Setelah bingung milih penelitian di mana akhirnya aku memutuskan untuk mengamati Simpang Dago. Jam setengah 7, aku sudah meluncur dari rumah, parkir di kampus, kemudian melangkah ke tempat pengamatan. Jalan dipadati mahasiswa yang bergegas, lengkap dengan atribut tas, sepatu kets, baju kaos. Aku sendiri melangkah dengan santai sambil asyik mengamati sekitar, aahhh, senangnya punya waktu untuk dihamburkan. Belum sampai di simpang, aku sudah bertemu 2 orang pengemis. Satu orang bapak dengan rambut yang semuanya telah memutih, dan perempuan paruh baya.

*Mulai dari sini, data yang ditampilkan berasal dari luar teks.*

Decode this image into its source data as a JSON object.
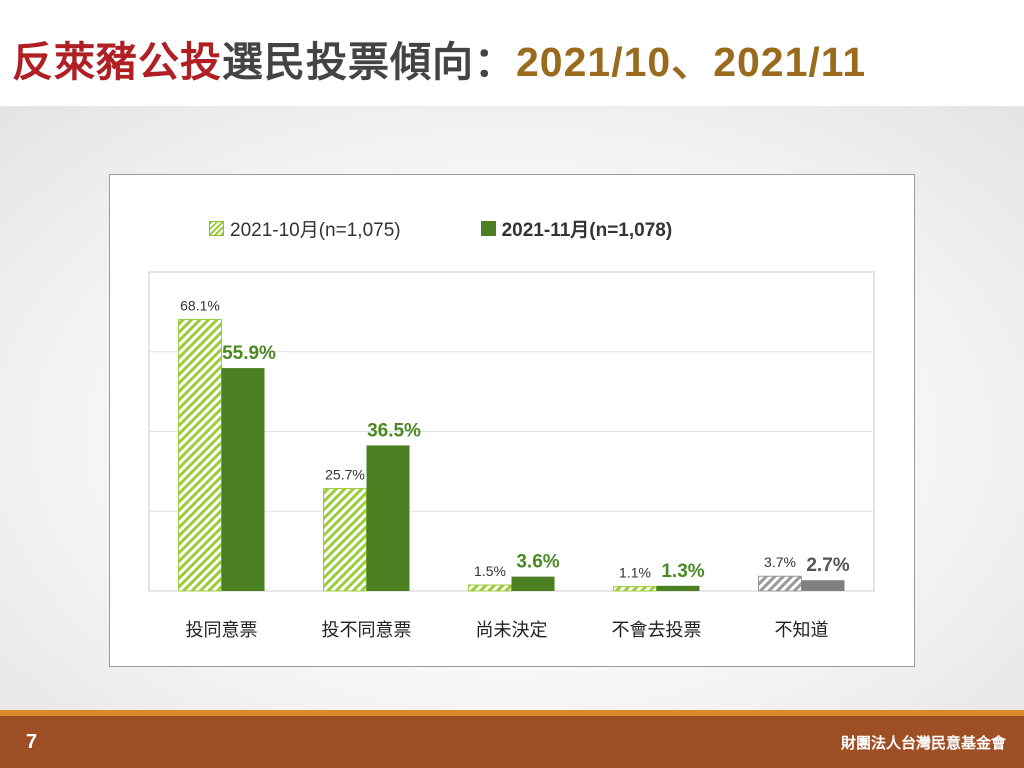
{
  "header": {
    "title_red": "反萊豬公投",
    "title_gray": "選民投票傾向：",
    "title_gold": "2021/10、2021/11"
  },
  "colors": {
    "title_red": "#b01f24",
    "title_gold": "#9a6a1d",
    "oct_series": "#9ccc3c",
    "nov_series": "#4a7f22",
    "dont_know_oct": "#9a9a9a",
    "dont_know_nov": "#808080",
    "footer_bar": "#9e4f26",
    "footer_stripe": "#d98b2a"
  },
  "chart_data": {
    "type": "bar",
    "categories": [
      "投同意票",
      "投不同意票",
      "尚未決定",
      "不會去投票",
      "不知道"
    ],
    "series": [
      {
        "name": "2021-10月(n=1,075)",
        "values": [
          68.1,
          25.7,
          1.5,
          1.1,
          3.7
        ],
        "labels": [
          "68.1%",
          "25.7%",
          "1.5%",
          "1.1%",
          "3.7%"
        ],
        "style": "hatched"
      },
      {
        "name": "2021-11月(n=1,078)",
        "values": [
          55.9,
          36.5,
          3.6,
          1.3,
          2.7
        ],
        "labels": [
          "55.9%",
          "36.5%",
          "3.6%",
          "1.3%",
          "2.7%"
        ],
        "style": "solid"
      }
    ],
    "ylim": [
      0,
      80
    ],
    "grid": true,
    "legend_position": "top",
    "title": "",
    "xlabel": "",
    "ylabel": ""
  },
  "footer": {
    "page_number": "7",
    "organization": "財團法人台灣民意基金會"
  }
}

Di lampu merah aku sempat terdiam. Duduk di pembatas halaman dengan trotoar sambil mengamati sekliling. Alih-alih mendapatkan buruan, aku malah jadi perhatian. Agar tak bosan, aku mulai berjalan-jalan. Pandanganku bertumpu pada seorang Bapak yang membawa barang dagangan. Apa yang dilakukannya bagiku menarik, mengejar angkot yang berlari, sambil membawa roti ataupun donat. Setelah berkenalan, aku tahu bahwa beliau berjualan roti dengan sopir-sopir angkot itu sebagai pelanggan. Dengan telaten, plat mobil itu dicatatkannya di atas selembar kertas menggunakan bolpen hitam. Saat kulihat, catatannya sudah sampai kolom ketiga, dengan satu kolomnya berisi kira-kira 20 baris.

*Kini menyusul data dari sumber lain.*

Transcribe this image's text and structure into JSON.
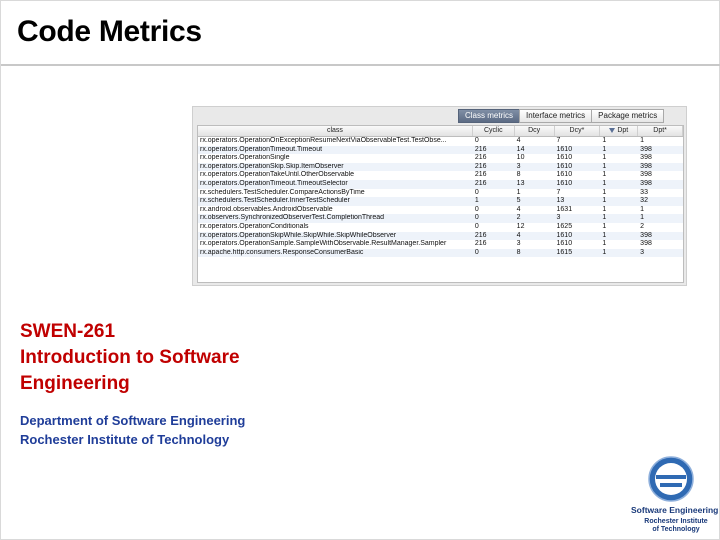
{
  "slide": {
    "title": "Code Metrics",
    "course_lines": [
      "SWEN-261",
      "Introduction to Software",
      "Engineering"
    ],
    "dept_lines": [
      "Department of Software Engineering",
      "Rochester Institute of Technology"
    ]
  },
  "metrics": {
    "tabs": [
      {
        "label": "Class metrics",
        "active": true
      },
      {
        "label": "Interface metrics",
        "active": false
      },
      {
        "label": "Package metrics",
        "active": false
      }
    ],
    "columns": [
      "class",
      "Cyclic",
      "Dcy",
      "Dcy*",
      "Dpt",
      "Dpt*"
    ],
    "sorted_column_icon": "sort-descending-icon",
    "rows": [
      [
        "rx.operators.OperationOnExceptionResumeNextViaObservableTest.TestObse...",
        "0",
        "4",
        "7",
        "1",
        "1"
      ],
      [
        "rx.operators.OperationTimeout.Timeout",
        "216",
        "14",
        "1610",
        "1",
        "398"
      ],
      [
        "rx.operators.OperationSingle",
        "216",
        "10",
        "1610",
        "1",
        "398"
      ],
      [
        "rx.operators.OperationSkip.Skip.ItemObserver",
        "216",
        "3",
        "1610",
        "1",
        "398"
      ],
      [
        "rx.operators.OperationTakeUntil.OtherObservable",
        "216",
        "8",
        "1610",
        "1",
        "398"
      ],
      [
        "rx.operators.OperationTimeout.TimeoutSelector",
        "216",
        "13",
        "1610",
        "1",
        "398"
      ],
      [
        "rx.schedulers.TestScheduler.CompareActionsByTime",
        "0",
        "1",
        "7",
        "1",
        "33"
      ],
      [
        "rx.schedulers.TestScheduler.InnerTestScheduler",
        "1",
        "5",
        "13",
        "1",
        "32"
      ],
      [
        "rx.android.observables.AndroidObservable",
        "0",
        "4",
        "1631",
        "1",
        "1"
      ],
      [
        "rx.observers.SynchronizedObserverTest.CompletionThread",
        "0",
        "2",
        "3",
        "1",
        "1"
      ],
      [
        "rx.operators.OperationConditionals",
        "0",
        "12",
        "1625",
        "1",
        "2"
      ],
      [
        "rx.operators.OperationSkipWhile.SkipWhile.SkipWhileObserver",
        "216",
        "4",
        "1610",
        "1",
        "398"
      ],
      [
        "rx.operators.OperationSample.SampleWithObservable.ResultManager.Sampler",
        "216",
        "3",
        "1610",
        "1",
        "398"
      ],
      [
        "rx.apache.http.consumers.ResponseConsumerBasic",
        "0",
        "8",
        "1615",
        "1",
        "3"
      ]
    ]
  },
  "logo": {
    "icon": "se-logo-icon",
    "line1": "Software Engineering",
    "line2": "Rochester Institute",
    "line3": "of Technology",
    "color": "#1a3a7a"
  }
}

Kami sempat mengobrol cukup lama, sambil diperkenalkan ke pengamen yang biasa mengamen di simpang yang mulai berdatangan. Abah, begitulah ia biasa dipanggil oleh para pengamen yang rata-rata juga telah berkeluarga. Abah sendiri memiliki 5 orang anak, dua diantaranya telah meninggal karena penyakit. Dulu, sebelum ia berprofesi sebagai penjual roti, abah sempat juga membawa mobil, tapi semenjak tahun 1988 ia terkena penyakit yang menyebabkan ia tak lagi bisa menyetir mobil.

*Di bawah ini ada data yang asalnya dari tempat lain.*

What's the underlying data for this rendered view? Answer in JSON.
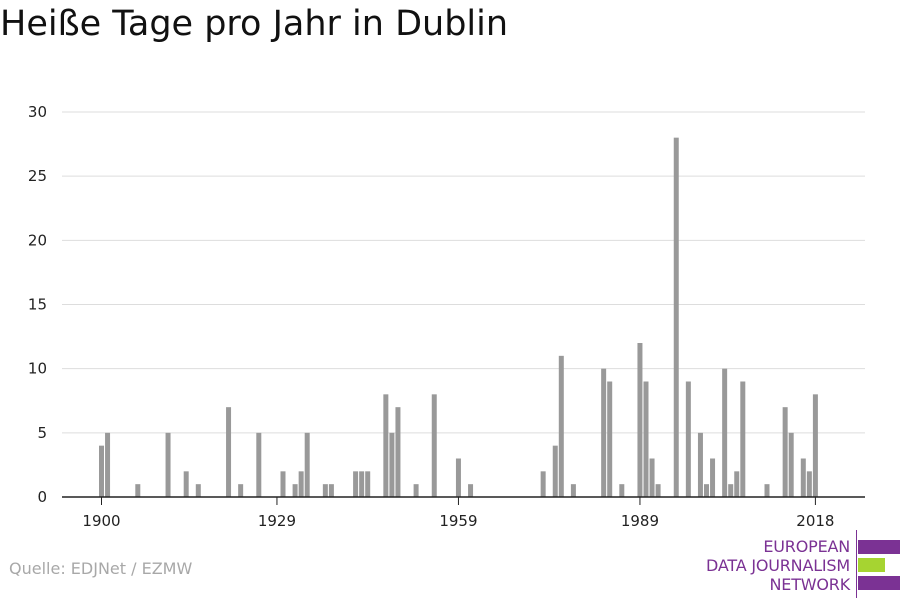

Abah kenal dengan berbagai macam orang. Penjaga parkir, orang yang biasa lalu lalang, pengamen jalanan, hingga sopir-sopir angkot. Dengan raut puas ia berujar, "Kalau ngga percaya, tanya aja ke sopir angkot pak Muri yang berjenggot." Penampilannya memang agak sangar, dengan baju hitam corak gaya tahun 70-an, celana hitam, topi, rambut keriting, dan jenggot yang memenuhi mukanya, awalnya aku sempat ragu. Namun setelah berbincang cukup lama, rasa takut itu berganti perasaan hangat.